Minnesota boasts an impressive fossil record that goes back more than hundreds of millions of years. In Precambrian rocks, paleontologists have unearthed relics of the most primitive forms of life, such as bacteria. More frequently, though, people find fossils the date back 450 million years to the Cambrian and Ordovician Periods. In these fossils, researchers can observe the shape of ancient organisms, such as snails, clams, brachiopods, bryozoans and corals.
Where to Hunt
While fossils may be anywhere, it is much easier to find them in certain locations. Often, excavation and construction digs into the earth below, revealing a number of fossils. For instance, in Lilydale Regional Park in St. Paul, excavation associated with brick manufacturing exposed a wealth of fossils. The area is now dedicated to fossil hunting. Another location that is more likely to turn up fossils is by rivers. The powerful flow of water can erode through the layers of rock and reveal fossils.

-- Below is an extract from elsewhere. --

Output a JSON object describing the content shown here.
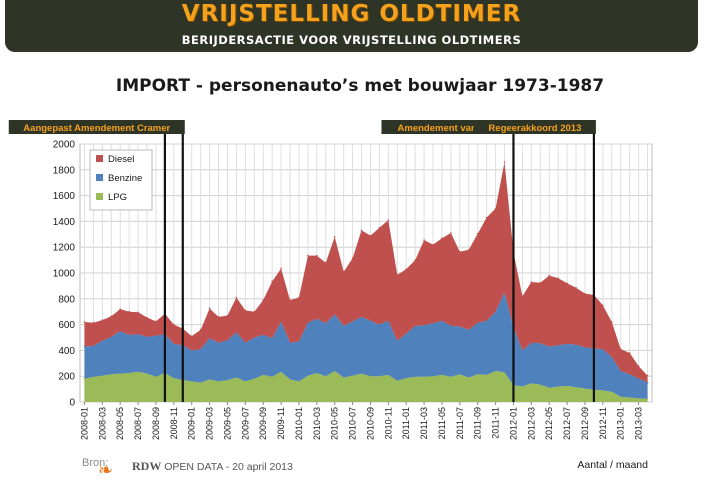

Before embarking on a fossil hunting expedition, amateur paleontologists must bring the right equipment. For your hunt, pack a geologist's hammer, a magnifying glass and some protective goggles. Resealable plastic bags, containers lined with cotton, labels and pencils will be useful when fossils are found. Wear hiking boots to prevent your feet and ankles from being injured on rocky, steep terrain. A hat, sunscreen and bug spray protect your skin. A detailed map, GPS or smartphone can lessen the likelihood of getting lost. And don't forget to bring a first aid kit, just in case.
Permits and Other Tips
While fossil hunting can be a lot of fun, it can also be illegal if you do it without a permit. Luckily the permits for locations such as Lilydale Regional Park are relatively inexpensive, costing $10 for groups of nine or fewer people and $25 for groups of 10 or more people, with discounts for even larger groups. Permits can be obtained at the park permit office. Before digging on private property, ask permission of the owner. Also, use caution when fossil hunting. Look out for wild animals, ticks, and poison ivy as well as loose rocks and unsafe ground.